I've never used AskJeeves, but I do see the occasional referral from them. Perhaps this most recent buyout will mix things up a bit.
I have been getting a lot of traffic from my google adwords through Ask.com. They have also started airing TV commercials again here in the US.
I think that the biggest problem with G right now is their ongoing war against SEO techniques, which is causing their SERP's to lose their relevance. Yup, I agree. That's how Yahoo! got started: providing a useful and easy to navigate Internet directory. Combine their directory with their improving SE SERP's and I think Yahoo! will be the undisputed king of the Internet portal game real soon. As always, IMO. AmCy
Not true... Ask has got a very advanced index and it's getting better all the time... IMO, Ask is returning better results than most engines at the moment.
Ask shows a lot of ads before you get to their results, so even a top ranking is like a 5th ranking there. Teoma is decent but nobody knows about it, and if you use it for a little while, you just end up heading back to google, yahoo, or msn. I think a lot of their traffic comes from people who've seen a recent article about them and just checks them out because of it - that or metadata searching.
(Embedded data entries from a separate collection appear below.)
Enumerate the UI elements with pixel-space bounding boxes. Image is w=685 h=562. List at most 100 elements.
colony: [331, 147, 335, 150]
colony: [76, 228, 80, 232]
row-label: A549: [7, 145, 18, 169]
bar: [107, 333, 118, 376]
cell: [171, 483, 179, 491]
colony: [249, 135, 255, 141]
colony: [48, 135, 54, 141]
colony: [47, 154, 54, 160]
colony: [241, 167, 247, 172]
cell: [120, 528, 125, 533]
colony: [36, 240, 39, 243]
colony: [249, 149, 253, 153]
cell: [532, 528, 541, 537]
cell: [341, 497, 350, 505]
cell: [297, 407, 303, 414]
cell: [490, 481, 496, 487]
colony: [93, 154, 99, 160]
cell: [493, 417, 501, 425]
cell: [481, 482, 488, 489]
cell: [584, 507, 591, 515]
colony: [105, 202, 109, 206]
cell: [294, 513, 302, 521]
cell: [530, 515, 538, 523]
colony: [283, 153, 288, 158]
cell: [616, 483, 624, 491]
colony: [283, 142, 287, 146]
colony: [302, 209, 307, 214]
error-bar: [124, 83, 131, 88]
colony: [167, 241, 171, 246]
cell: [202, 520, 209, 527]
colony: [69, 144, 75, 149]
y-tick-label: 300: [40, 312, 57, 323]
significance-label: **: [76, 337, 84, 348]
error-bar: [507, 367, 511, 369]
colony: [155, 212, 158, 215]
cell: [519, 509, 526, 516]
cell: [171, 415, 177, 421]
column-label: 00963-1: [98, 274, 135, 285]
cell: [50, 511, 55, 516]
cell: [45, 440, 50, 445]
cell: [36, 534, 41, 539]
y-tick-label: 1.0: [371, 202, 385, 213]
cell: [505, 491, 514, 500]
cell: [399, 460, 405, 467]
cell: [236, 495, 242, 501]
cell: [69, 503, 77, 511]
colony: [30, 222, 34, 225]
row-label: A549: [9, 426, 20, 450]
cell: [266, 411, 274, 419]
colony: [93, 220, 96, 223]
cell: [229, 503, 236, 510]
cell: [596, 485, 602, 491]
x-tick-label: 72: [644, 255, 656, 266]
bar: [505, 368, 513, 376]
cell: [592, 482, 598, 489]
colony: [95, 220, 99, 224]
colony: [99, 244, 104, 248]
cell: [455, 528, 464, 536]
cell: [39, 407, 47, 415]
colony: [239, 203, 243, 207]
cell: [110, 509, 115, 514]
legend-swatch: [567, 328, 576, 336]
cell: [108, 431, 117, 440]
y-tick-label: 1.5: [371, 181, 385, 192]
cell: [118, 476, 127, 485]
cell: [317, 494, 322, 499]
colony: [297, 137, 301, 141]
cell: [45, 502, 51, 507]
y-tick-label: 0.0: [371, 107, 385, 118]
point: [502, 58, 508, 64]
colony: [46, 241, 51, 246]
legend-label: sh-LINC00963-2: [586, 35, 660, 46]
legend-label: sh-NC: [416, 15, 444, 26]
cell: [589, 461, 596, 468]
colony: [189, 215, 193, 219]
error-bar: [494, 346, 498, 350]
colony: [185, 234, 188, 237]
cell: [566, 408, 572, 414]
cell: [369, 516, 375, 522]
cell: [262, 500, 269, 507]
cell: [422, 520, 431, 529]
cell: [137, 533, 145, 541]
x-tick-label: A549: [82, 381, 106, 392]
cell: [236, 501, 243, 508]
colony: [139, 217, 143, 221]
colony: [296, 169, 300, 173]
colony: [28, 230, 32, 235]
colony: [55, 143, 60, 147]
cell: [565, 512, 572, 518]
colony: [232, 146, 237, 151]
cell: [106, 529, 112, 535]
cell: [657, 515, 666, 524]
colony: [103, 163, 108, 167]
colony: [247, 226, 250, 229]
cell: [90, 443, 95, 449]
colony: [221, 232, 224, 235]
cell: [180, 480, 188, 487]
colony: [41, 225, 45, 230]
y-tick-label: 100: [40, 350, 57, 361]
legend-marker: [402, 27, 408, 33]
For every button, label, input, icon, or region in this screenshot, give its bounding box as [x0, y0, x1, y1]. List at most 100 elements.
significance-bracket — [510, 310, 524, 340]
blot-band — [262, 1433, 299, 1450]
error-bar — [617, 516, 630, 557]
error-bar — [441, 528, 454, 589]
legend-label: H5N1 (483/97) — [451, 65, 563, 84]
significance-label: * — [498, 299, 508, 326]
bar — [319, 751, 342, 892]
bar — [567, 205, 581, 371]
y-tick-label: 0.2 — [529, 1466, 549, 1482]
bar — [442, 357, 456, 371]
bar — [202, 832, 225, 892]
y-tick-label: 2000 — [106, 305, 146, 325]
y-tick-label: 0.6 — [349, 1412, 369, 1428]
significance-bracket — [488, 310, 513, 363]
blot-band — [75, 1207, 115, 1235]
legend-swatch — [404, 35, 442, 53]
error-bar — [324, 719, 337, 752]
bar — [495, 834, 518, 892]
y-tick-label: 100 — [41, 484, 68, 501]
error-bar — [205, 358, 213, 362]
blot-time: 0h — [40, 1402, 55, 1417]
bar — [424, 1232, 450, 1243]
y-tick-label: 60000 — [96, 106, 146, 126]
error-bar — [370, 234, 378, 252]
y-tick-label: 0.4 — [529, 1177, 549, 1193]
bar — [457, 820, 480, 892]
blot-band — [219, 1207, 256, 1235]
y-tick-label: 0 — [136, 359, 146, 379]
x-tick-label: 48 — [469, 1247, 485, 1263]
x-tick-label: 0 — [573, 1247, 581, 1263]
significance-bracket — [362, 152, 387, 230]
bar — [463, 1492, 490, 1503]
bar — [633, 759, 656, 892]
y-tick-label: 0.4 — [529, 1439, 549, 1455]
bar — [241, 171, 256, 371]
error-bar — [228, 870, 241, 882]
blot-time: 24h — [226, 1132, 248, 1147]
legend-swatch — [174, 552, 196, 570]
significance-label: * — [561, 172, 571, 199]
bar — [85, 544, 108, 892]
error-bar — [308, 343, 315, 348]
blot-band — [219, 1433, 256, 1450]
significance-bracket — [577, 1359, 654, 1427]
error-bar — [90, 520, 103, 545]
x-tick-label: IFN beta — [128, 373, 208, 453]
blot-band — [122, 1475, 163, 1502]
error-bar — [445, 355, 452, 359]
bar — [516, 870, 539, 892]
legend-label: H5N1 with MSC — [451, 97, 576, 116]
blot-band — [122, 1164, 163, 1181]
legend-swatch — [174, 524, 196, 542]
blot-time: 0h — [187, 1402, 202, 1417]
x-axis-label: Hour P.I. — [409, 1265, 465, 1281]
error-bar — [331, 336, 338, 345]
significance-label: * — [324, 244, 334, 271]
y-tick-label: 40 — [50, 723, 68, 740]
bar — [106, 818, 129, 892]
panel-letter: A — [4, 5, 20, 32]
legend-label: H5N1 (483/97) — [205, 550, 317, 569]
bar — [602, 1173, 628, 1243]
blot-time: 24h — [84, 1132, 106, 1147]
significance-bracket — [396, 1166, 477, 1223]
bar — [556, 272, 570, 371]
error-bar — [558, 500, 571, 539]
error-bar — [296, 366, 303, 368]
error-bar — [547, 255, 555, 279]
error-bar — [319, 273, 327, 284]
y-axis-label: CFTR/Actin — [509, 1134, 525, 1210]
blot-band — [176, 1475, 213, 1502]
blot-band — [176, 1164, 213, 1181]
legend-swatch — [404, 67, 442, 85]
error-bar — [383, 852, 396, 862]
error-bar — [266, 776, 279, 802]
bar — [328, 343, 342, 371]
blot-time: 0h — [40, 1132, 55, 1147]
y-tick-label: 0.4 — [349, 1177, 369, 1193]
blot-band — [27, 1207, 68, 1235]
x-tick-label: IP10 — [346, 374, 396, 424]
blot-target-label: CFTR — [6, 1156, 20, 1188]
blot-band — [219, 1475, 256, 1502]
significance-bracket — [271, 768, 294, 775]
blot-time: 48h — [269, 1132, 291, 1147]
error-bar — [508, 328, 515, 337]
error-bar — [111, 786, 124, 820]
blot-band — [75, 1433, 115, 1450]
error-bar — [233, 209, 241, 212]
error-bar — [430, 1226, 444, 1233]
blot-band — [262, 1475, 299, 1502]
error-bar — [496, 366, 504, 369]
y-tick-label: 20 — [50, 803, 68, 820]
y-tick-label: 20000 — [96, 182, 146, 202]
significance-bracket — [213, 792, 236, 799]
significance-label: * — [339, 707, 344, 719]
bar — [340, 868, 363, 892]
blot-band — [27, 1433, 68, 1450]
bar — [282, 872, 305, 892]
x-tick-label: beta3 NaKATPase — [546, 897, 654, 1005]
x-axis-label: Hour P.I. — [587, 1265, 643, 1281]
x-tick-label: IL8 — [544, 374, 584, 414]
I've yet to find anybody who uses AJ or T as their primary search engine.
I have read that Ask Jeeves is the 3rd largest of the search engines. I find it hard to believe that there isn't more exposure or information about AJ.
Ask is actually 4th or 5th. I believe its in the UK that they are 3rd. If you sell to the UK, you cant ignore Ask.
It's 4th... Market Ownership in the UK Google.co.uk - 61.49% Google.com - 7.39% search.msn.co.uk - 7.07% www.ask.co.uk - 6.40% uk.search.yahoo.com - 5.30% search.wanadoo.co.uk - 3.28% search.yahoo.com - 2.66% www.ask.com - 2.00% search.msn.com - 1.35% www.altavista.com - 0.62% Stats true as of 21/5/2005
Nice Stats SE! Although technically its 3rd as Google occupies the top 2 spots. Thanks for posting that.
Oh, and I should clarify that those stats are for the number of searches performed, not not number of visits to those sites.